Regional-Scale Thermal Landscapes and Their Connectivity and Spatiotemporal Evolution: Prediction Using Artificial Neural Network and Cellular Automaton-Markov Modeling

Thermal landscapes are crucial for the study of the urban heat island phenomena because they allow for the analysis of the spatial and temporal patterns of urban thermal environments using methods and theories from landscape ecology. Recent research has primarily examined the effects of land surface composition and landscape pattern on heat islands, neglecting to examine the thermal landscape's connectivity from a holistic standpoint. We have opted to examine the spatial and temporal development of thermal landscape connectivity on a regional scale in this article.
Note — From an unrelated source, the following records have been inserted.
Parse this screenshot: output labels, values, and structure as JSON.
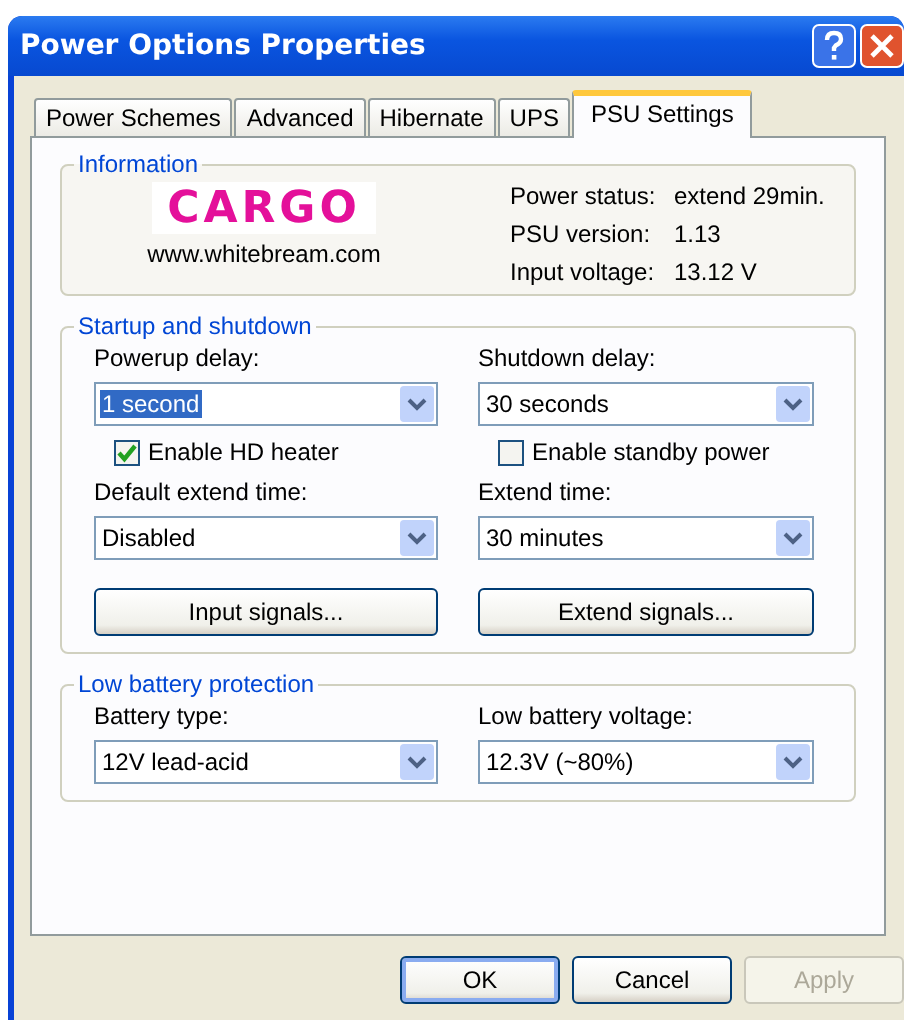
{
  "window": {
    "title": "Power Options Properties"
  },
  "tabs": [
    {
      "label": "Power Schemes",
      "selected": false
    },
    {
      "label": "Advanced",
      "selected": false
    },
    {
      "label": "Hibernate",
      "selected": false
    },
    {
      "label": "UPS",
      "selected": false
    },
    {
      "label": "PSU Settings",
      "selected": true
    }
  ],
  "information": {
    "title": "Information",
    "logo": "CARGO",
    "website": "www.whitebream.com",
    "rows": [
      {
        "label": "Power status:",
        "value": "extend 29min."
      },
      {
        "label": "PSU version:",
        "value": "1.13"
      },
      {
        "label": "Input voltage:",
        "value": "13.12 V"
      }
    ]
  },
  "startup": {
    "title": "Startup and shutdown",
    "combos": [
      {
        "label": "Powerup delay:",
        "value": "1 second",
        "focused": true
      },
      {
        "label": "Shutdown delay:",
        "value": "30 seconds",
        "focused": false
      }
    ],
    "checkboxes": [
      {
        "label": "Enable HD heater",
        "checked": true
      },
      {
        "label": "Enable standby power",
        "checked": false
      }
    ],
    "combos2": [
      {
        "label": "Default extend time:",
        "value": "Disabled",
        "focused": false
      },
      {
        "label": "Extend time:",
        "value": "30 minutes",
        "focused": false
      }
    ],
    "buttons": [
      {
        "label": "Input signals..."
      },
      {
        "label": "Extend signals..."
      }
    ]
  },
  "low_battery": {
    "title": "Low battery protection",
    "combos": [
      {
        "label": "Battery type:",
        "value": "12V lead-acid",
        "focused": false
      },
      {
        "label": "Low battery voltage:",
        "value": "12.3V (~80%)",
        "focused": false
      }
    ]
  },
  "buttons": [
    {
      "label": "OK",
      "default": true,
      "disabled": false
    },
    {
      "label": "Cancel",
      "default": false,
      "disabled": false
    },
    {
      "label": "Apply",
      "default": false,
      "disabled": true
    }
  ]
}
In view of this, the spatial pattern of heat islands in 2030 was predicted using artificial neural network and Cellular Automaton and Markov (ANN-CA-Markov) model based on the heat island evolution characteristics from 2014 to 2022 in Deqing County, Zhejiang Province, China. The structural characteristics of heat islands were analyzed utilizing the Morphological Spatial Pattern Analysis model, and thermal landscape connectivity was quantified using Conefor 2.6 software, and its spatial and temporal evolution patterns were analyzed. The analysis showed that, first, the ANN-CA-Markov model simulated a KAPPA coefficient of 0.78, which has a high degree of accuracy and can simulate the distribution of thermal landscapes during various time periods. Second, analysis of heat island connection trends showed that connectivity expanded quicker between 2014 and 2022 than between 2022 and 2030. Although the largest patches were also the most connected, areas with a concentrated distribution of small patches also produced patches with extremely high connectivity metrics and are likely to develop into larger, more threatening patches. This study can quantify the importance of heat islands based on thermal landscape connectivity metrics and identify clusters of important patches, which are important for mitigating and preventing the worsening of the heat island effect.